Using a technique called seismic tomography, which interprets seismic waves generated by earthquakes and allows you to turn them into three-dimensional reconstructions, Wu and his team retraced the movements of 28 huge slabs of Earth's crust, which had sunk between 500 and 1300 kilometres deep into the mantle.
"Each of these plates starts to become part of a really intricate jigsaw puzzle with different sizes and shapes and times they must have existed on Earth," Wu told Erin Blakemore at The Washington Post.
Once that jigsaw puzzle was complete, they found at least 70 million square kilometres' worth of these sunken slabs - equivalent to about one-seventh of the total Earth surface area.
Reconstructing the history of these plates allowed the team to see how 15 million square kilometres of this buried material would have served as the bottom of the ancient, now-defunct East Asian Sea some 52 million years ago - less than 10 million years after the demise of the non-avian dinosaurs.

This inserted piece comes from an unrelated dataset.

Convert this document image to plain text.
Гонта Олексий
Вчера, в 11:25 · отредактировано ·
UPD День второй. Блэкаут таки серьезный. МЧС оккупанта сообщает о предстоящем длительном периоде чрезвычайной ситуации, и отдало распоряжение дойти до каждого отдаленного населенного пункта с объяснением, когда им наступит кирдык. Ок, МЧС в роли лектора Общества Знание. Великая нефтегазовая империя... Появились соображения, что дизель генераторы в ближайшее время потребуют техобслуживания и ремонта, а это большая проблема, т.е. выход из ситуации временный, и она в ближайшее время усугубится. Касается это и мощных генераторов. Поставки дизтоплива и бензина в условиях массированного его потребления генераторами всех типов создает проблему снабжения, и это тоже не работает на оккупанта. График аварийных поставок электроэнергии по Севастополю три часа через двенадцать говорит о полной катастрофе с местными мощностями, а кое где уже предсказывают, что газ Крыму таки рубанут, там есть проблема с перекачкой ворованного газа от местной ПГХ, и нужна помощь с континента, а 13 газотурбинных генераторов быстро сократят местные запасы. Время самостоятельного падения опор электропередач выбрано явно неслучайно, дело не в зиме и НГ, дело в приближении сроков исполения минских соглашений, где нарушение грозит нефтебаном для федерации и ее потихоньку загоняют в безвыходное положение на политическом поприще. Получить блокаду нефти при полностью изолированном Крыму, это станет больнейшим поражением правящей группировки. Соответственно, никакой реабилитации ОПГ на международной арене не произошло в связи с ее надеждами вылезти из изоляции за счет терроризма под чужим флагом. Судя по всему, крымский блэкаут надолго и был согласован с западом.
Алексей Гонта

"We were seeing things that we didn't even realise existed," Wu told Blakemore. "We didn't know whether to believe it or not until we put it all together."
The researchers suspect that the East Asian Sea gradually started shrinking into nothing once the Philippine Sea Plate grew and migrated northwest, colliding with the East Asian Sea Plate, and directing it down into Earth's mantle.
At the same time, the Indo-Australian, Pacific, and Caroline plates pushed down on the southern portion of the East Asian Sea plate.
"The southern area of the East Asian Sea Plate was eventually subducted by, or forced beneath, other neighbouring plates," Greg Uyeno explains for Live Science.
By about 10 million years ago, the entire sea was gone.
The team has since partnered with researchers from the University of Houston, and they're going to use the same technique to map the movements of ancient plates all over Earth's crust and below. As Wu told The Washington Post, it's like retracing Earth's history from the inside-out.
"We're filling in the other half of plate tectonics by looking inside the interior of the Earth," he says. "Who knows how many other oceans there are to be found?"
The research has been published in the Journal of Geophysical Research.